Une fois en place, il attaque le premier. Durant ce combat, je ne fais pas long feu. En à peine quelques trois minutes je me suis prise plusieurs coups. Et là je me retrouve immobilisé au sol suite à un violent coup derrière mes genoux appuyé d'un direct dans mon buste. J'accepte sa main pour le lever. Je passe rapidement mes mains sur mes jambes où sont restés accrochés des graviers. Pendant ce temps, sans que je comprenne pourquoi, il s'éloigne vers la Caserne pour revenir une minute plus tard.

- Tu te concentres trop sur seulement ce que tu peux voir. Mais il n'y a pas que la vue. Sers-toi de tous tes sens. Ton ressenti, ton impression. Mets ce bandeau sur tes yeux. Fais attention aux bruits, aux déplacements d'air, à tes sensations et ton intuition la plus profonde. L'intuition n'est jamais là par hasard ? Elle se fait sentir lorsque ton subconscient perçoit des éléments que tu ne décrypte pas correctement. Le but étant de pouvoir les déchiffrer consciemment.

- Je ne pense avoir besoin d'un bandeau, je n'y vois déjà pas grand-chose...

- Arrête de râler un peu et mets-moi celui-là.

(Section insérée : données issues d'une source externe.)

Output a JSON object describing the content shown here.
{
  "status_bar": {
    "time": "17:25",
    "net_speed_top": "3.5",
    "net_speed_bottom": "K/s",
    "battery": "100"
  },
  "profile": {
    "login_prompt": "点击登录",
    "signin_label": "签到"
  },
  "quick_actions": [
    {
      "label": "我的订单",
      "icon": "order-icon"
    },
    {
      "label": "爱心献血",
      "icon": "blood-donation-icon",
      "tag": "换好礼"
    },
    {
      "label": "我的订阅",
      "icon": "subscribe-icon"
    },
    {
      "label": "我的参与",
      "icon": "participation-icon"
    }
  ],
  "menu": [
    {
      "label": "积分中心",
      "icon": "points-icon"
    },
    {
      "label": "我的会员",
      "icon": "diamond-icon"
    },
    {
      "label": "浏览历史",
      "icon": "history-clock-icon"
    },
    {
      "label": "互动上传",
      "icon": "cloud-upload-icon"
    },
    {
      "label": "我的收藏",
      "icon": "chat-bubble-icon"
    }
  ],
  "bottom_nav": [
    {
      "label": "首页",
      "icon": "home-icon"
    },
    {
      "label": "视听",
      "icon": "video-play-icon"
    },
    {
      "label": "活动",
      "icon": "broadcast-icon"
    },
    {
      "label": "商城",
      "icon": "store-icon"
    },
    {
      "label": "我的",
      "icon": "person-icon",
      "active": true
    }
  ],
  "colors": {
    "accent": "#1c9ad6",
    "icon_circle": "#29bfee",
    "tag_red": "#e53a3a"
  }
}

Je reste faussement interdite quelques secondes en me rendant compte qu'il a réutilisé ma phrase en changeant seulement le verbe. Je souffle et plaque le bandeau sur mes yeux. Je commence à le nouer, mais il ne fait que se prendre dans mes cheveux. A vrai dire je les ai attachés vite fait mais pas forcement bien fait. Sans rien que je ne lui demande, Wyden passe derrière moi. Je m'en rends compte lorsqu'il retire mes mains pour prendre le bandeau. Il fait un nœud en quelques mouvements de doigts et me demande si c'est bon. J'acquiesce d'un hochement de tête même si je ne sais pas si il me regarde.

Ne rien voir est bien plus stressant que ce que j'avais imaginé.